Since Papandreou took power, Greece's economy has grown at a snail-paced annual rate of 1.6 percent, less than half the EU average and badly trailing the robust growth of rival Turkey, which moved away from state interventionism with the rest of Europe in the 1980s. Its inflation rate is higher than any of its EU partners, and its productivity level lower. And wage disputes plague the large public sector, often bringing Athens to a halt, as it did earlier this month during a strike by the country's bus drivers.

"I don't care for Europe," said Constantine Lakis, a driver whose big Hungarian vehicle was part of a blockade of the city center. "If it means I get low wages, then we don't want it."

Loose-cannon foreign policy

While Simitis has vowed to bring Greece into the modern world, it's unlikely he had hoped to start with foreign policy. In this respect as well, Papandreou made a reputation for Greece as the odd man out, exasperating its American and European allies. Whether it was an alleged CIA plot, a pan-Slavic cabal, interference from Brussels or the hated Turks, Papandreou always managed to blame his country's problems on others.

Besides the continuing squabbles with Turkey over Aegean islands, Greece angered its allies with pro-Serbian leanings during the Balkan war. It manipulated the EU's consensual decision-making process to veto recognition of Macedonia's independence, which Greece saw as a threat to its own northern province of the same name. But many outside Greece saw the veto as an irresponsible invitation for further ethnic rivalry and Balkan bloodshed.

NATO officials would like to see many of these disputes settled at the European Court of Justice. And this month, for the first time, Simitis accepted the idea, only to have it turned down by Turkey, now in the throes of its own political crisis.

"It's not that Greece doesn't have its reason for these complaints," said an official of the European Court of Justice, who requested anonymity. "It's just the reflex involved, bordering on the paranoid and always, always twisted for domestic consumption.

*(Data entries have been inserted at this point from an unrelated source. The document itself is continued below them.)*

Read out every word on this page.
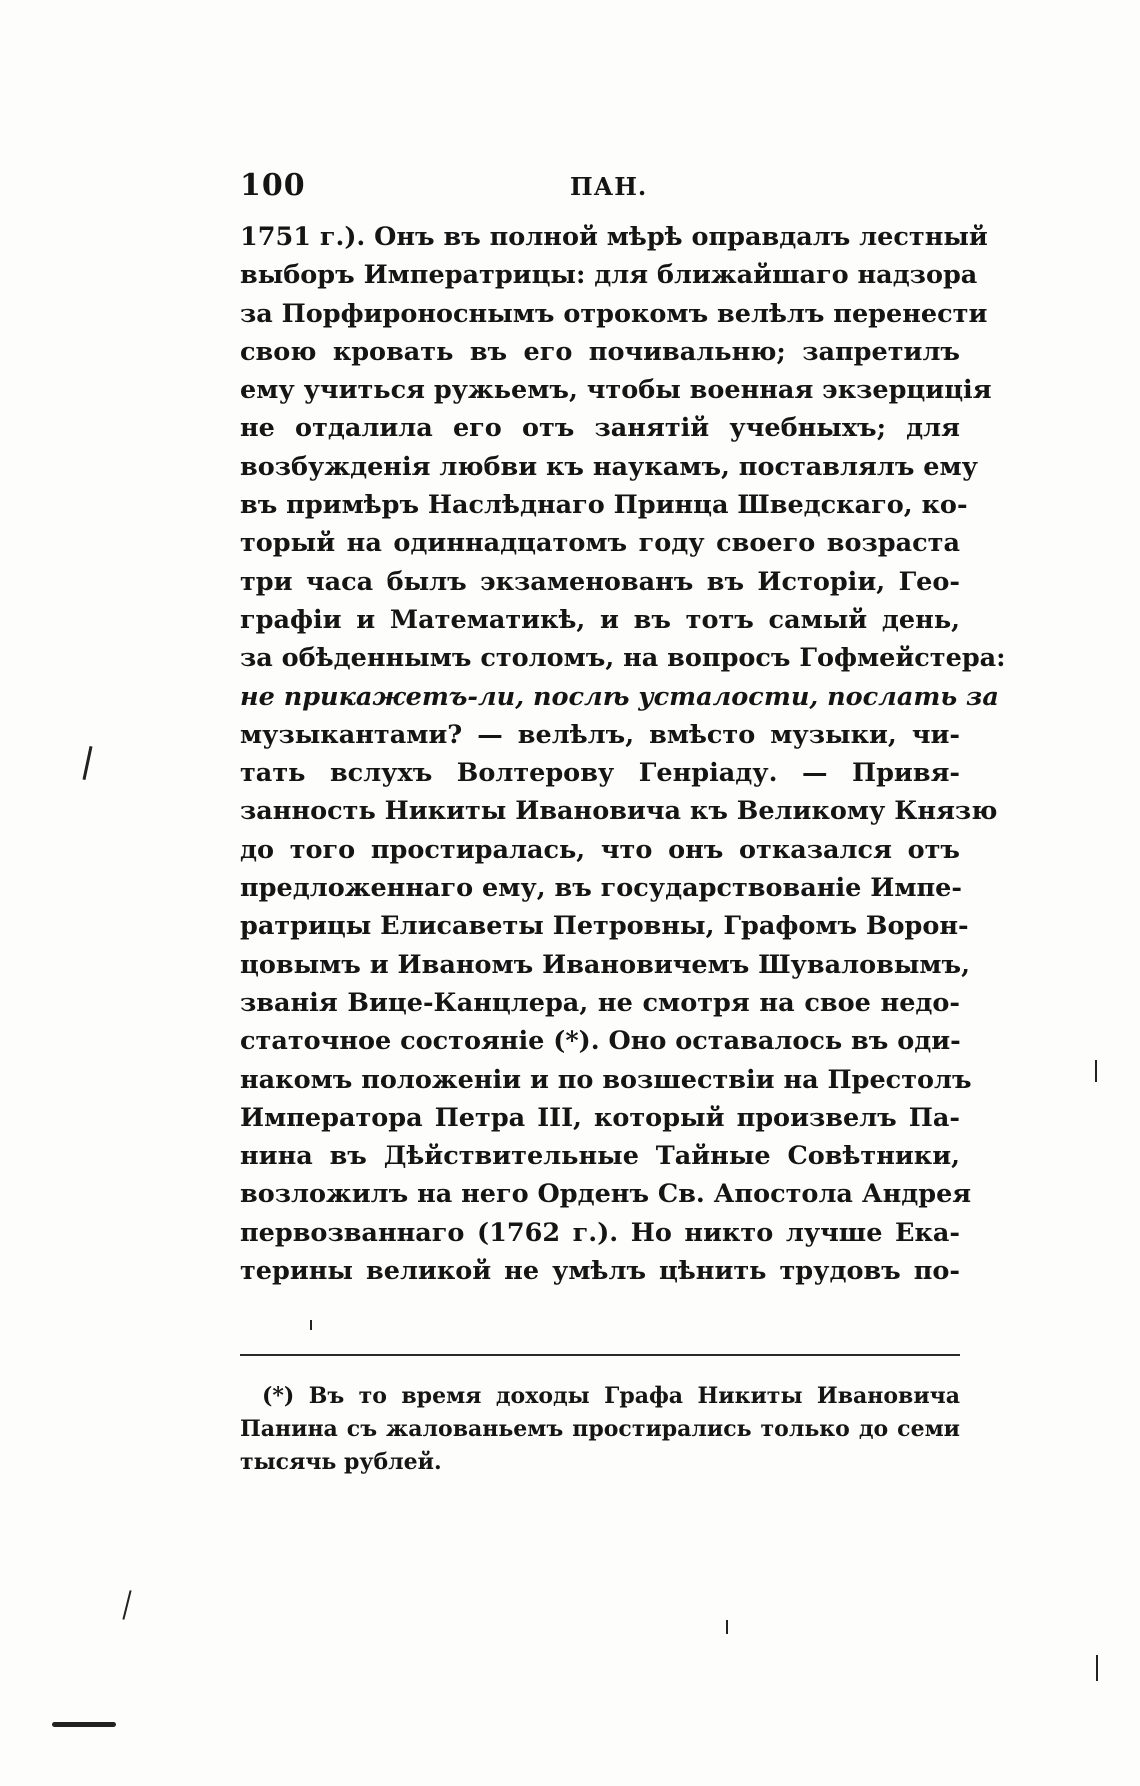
100	ПАН.
1751 г.). Онъ въ полной мѣрѣ оправдалъ лестный
выборъ Императрицы: для ближайшаго надзора
за Порфироноснымъ отрокомъ велѣлъ перенести
свою кровать въ его почивальню; запретилъ
ему учиться ружьемъ, чтобы военная экзерциція
не отдалила его отъ занятій учебныхъ; для
возбужденія любви къ наукамъ, поставлялъ ему
въ примѣръ Наслѣднаго Принца Шведскаго, ко-
торый на одиннадцатомъ году своего возраста
три часа былъ экзаменованъ въ Исторіи, Гео-
графіи и Математикѣ, и въ тотъ самый день,
за обѣденнымъ столомъ, на вопросъ Гофмейстера:
не прикажетъ-ли, послѣ усталости, послать за
музыкантами? — велѣлъ, вмѣсто музыки, чи-
тать вслухъ Волтерову Генріаду. — Привя-
занность Никиты Ивановича къ Великому Князю
до того простиралась, что онъ отказался отъ
предложеннаго ему, въ государствованіе Импе-
ратрицы Елисаветы Петровны, Графомъ Ворон-
цовымъ и Иваномъ Ивановичемъ Шуваловымъ,
званія Вице-Канцлера, не смотря на свое недо-
статочное состояніе (*). Оно оставалось въ оди-
накомъ положеніи и по возшествіи на Престолъ
Императора Петра III, который произвелъ Па-
нина въ Дѣйствительные Тайные Совѣтники,
возложилъ на него Орденъ Св. Апостола Андрея
первозваннаго (1762 г.). Но никто лучше Ека-
терины великой не умѣлъ цѣнить трудовъ по-
(*) Въ то время доходы Графа Никиты Ивановича
Панина съ жалованьемъ простирались только до семи
тысячь рублей.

It makes it difficult to tackle these kinds of disputes."

Despite his troubles, many believe Simitis may survive to keep that promise to resolve Greece's troubles at the European court. But to do so, he will have to overcome his image of atolmos and win election as executive chairman at PASOK's party conference in July.

That post is still held by Papandreou, who since this winter has made a remarkable recovery.